自编码器一共有五层，每层是一个 LSTM（Long Short-Term Memory）网络，每层LSTM 网络拥有不同的隐藏单元，对时序数据进行不同维度的特征提取。所提取的编码器中间变量，实质上是一组从输入的高维数据中提取出的最具代表性的特征，将 SCADA 高频生产动态数据特征从一天几万条降维成自定义条数，把时间刻度从秒级提到天级，再与 A2数据和静态参数进行特征融合。The autoencoder has a total of five layers, each layer is an LSTM (Long Short-Term Memory) network, and each layer of LSTM network has different hidden units to extract features of different dimensions for time series data. The extracted intermediate variables of the encoder are essentially a set of the most representative features extracted from the input high-dimensional data, which reduces the dimension of SCADA high-frequency production dynamic data features from tens of thousands of records a day to a custom number of records. , raise the time scale from seconds to days, and then perform feature fusion with A2 data and static parameters.

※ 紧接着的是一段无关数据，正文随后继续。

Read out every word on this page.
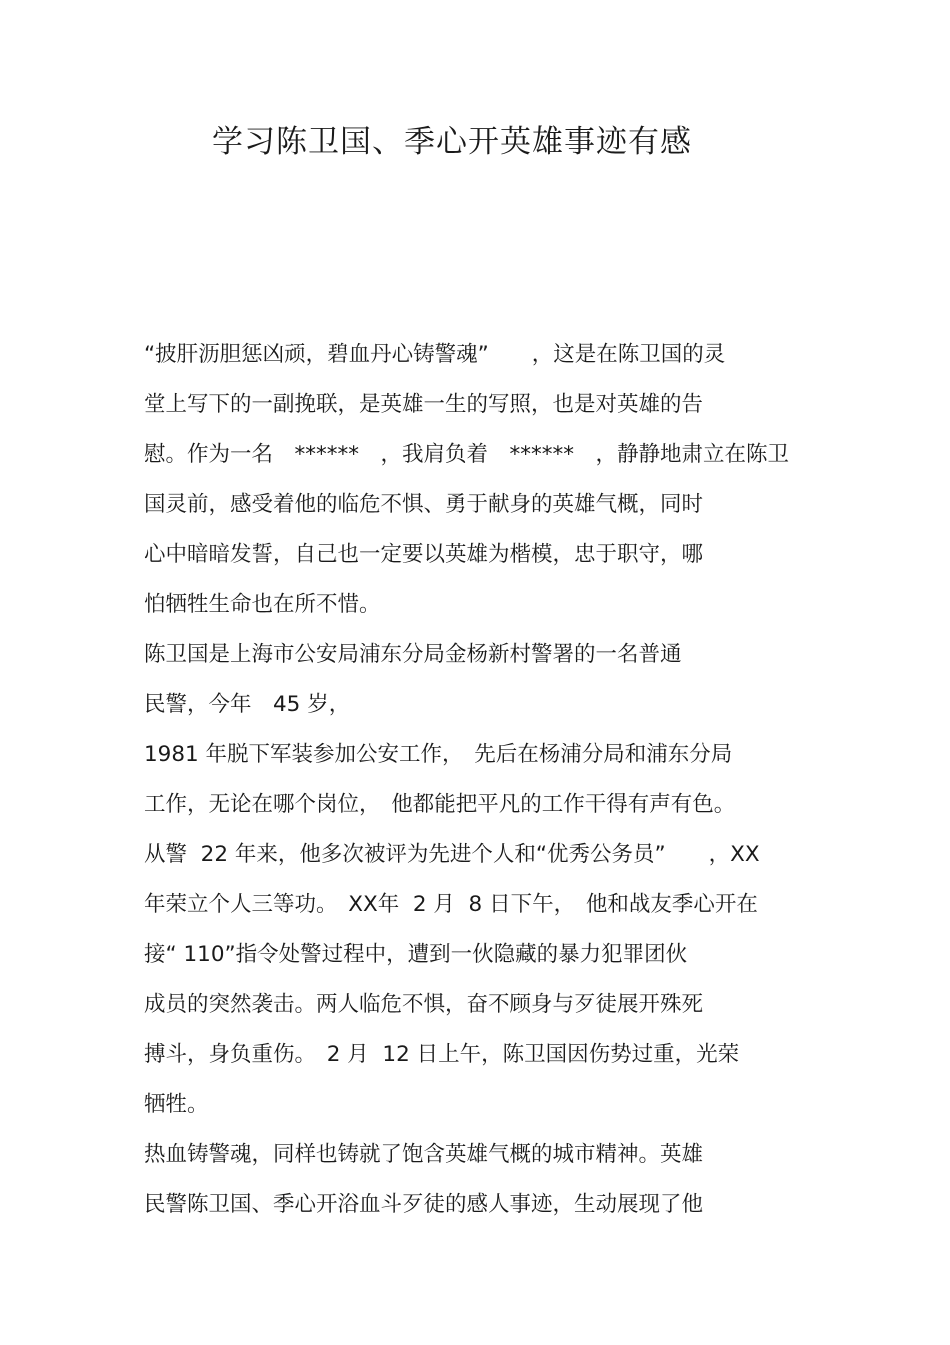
学习陈卫国、季心开英雄事迹有感
“披肝沥胆惩凶顽，碧血丹心铸警魂”　　，这是在陈卫国的灵
堂上写下的一副挽联，是英雄一生的写照，也是对英雄的告
慰。作为一名　******　，我肩负着　******　，静静地肃立在陈卫
国灵前，感受着他的临危不惧、勇于献身的英雄气概，同时
心中暗暗发誓，自己也一定要以英雄为楷模，忠于职守，哪
怕牺牲生命也在所不惜。
陈卫国是上海市公安局浦东分局金杨新村警署的一名普通
民警，今年　45 岁，
1981 年脱下军装参加公安工作，　先后在杨浦分局和浦东分局
工作，无论在哪个岗位，　他都能把平凡的工作干得有声有色。
从警  22 年来，他多次被评为先进个人和“优秀公务员”　　，XX
年荣立个人三等功。　XX年  2 月  8 日下午，　他和战友季心开在
接“ 110”指令处警过程中，遭到一伙隐藏的暴力犯罪团伙
成员的突然袭击。两人临危不惧，奋不顾身与歹徒展开殊死
搏斗，身负重伤。　2 月  12 日上午，陈卫国因伤势过重，光荣
牺牲。
热血铸警魂，同样也铸就了饱含英雄气概的城市精神。英雄
民警陈卫国、季心开浴血斗歹徒的感人事迹，生动展现了他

S2、将降维后的SCADA 生产高频数据与A2数据和地质参数数据进行特征融合；S2. Feature fusion of SCADA production high-frequency data after dimensionality reduction with A2 data and geological parameter data;

在本实施例里，将降维后的 SCADA 数据与 A2 数据、地质参数数据进行特征融合，地质参数为每口生产井的地质参数，为井的固定属性。融合操作使用 Concat 操作，将其拼接成一个特征向量，使得后续建模模型特征多样化。Concat 操作是指将所有特征直接拼接成一个向量，以做到特征多样性，提高模型建模结果。将一天 SCADA 动态数据降维后的结果，与 A2 数据以及静态参数进行特征向量拼接，组成最终的模型输入特征向量，以此达到积液预测模型在考虑 SCADA 动态数据的同时，也充分利用了 A2 数据和静态参数，作出更准确的预测结果。本模型的数据拼接方法如图3所示。In this embodiment, feature fusion is performed on SCADA data after dimensionality reduction, A2 data, and geological parameter data. The geological parameters are the geological parameters of each production well and are the fixed attributes of the well. The fusion operation uses the Concat operation to concatenate it into a feature vector to diversify the features of the subsequent modeling model. Concat operation refers to splicing all features directly into a vector to achieve feature diversity and improve model modeling results. The result of one day's SCADA dynamic data dimensionality reduction is spliced with A2 data and static parameters to form the final model input eigenvector, so that the effusion prediction model takes full advantage of A2 while considering the SCADA dynamic data. data and static parameters to make more accurate predictions. The data splicing method of this model is shown in Figure 3.

在本实施例里，先使用正常数据（未积液时间段的数据）对模型进行训练，使得模型学习如何根据正常数据预测未来一天的A2数据。数据建模模型使用LSTM模型，该模型的输入与输出均是特定滑动窗口大小的时序数据，旨在捕捉天与天之间的数据波动关系，而天与天的波动关系能反映出积液特征，比如日产气量的骤降、油套压压差变大等。由于模型只使用正常数据进行训练，故当模型的输入是正常数据时，将得到一个预测误差较小的输出，当模型的输入是异常数据（积液时间段的数据）时，将会得到一个较大预测误差的输出。模型结构如图4所示。In this embodiment, the model is first trained using normal data (data in a time period without fluid accumulation), so that the model learns how to predict the A2 data of the next day according to the normal data. The data modeling model uses the LSTM model. The input and output of this model are time series data with a specific sliding window size, which aims to capture the data fluctuation relationship between days and days, and the fluctuation relationship between days and days can reflect the characteristics of effusion. , such as the sudden drop in the daily gas production, the increase in the pressure difference of the oil jacket, etc. Since the model only uses normal data for training, when the input of the model is normal data, an output with a small prediction error will be obtained, and when the input of the model is abnormal data (data in the effusion period), an output will be obtained. Larger prediction error output. The model structure is shown in Figure 4.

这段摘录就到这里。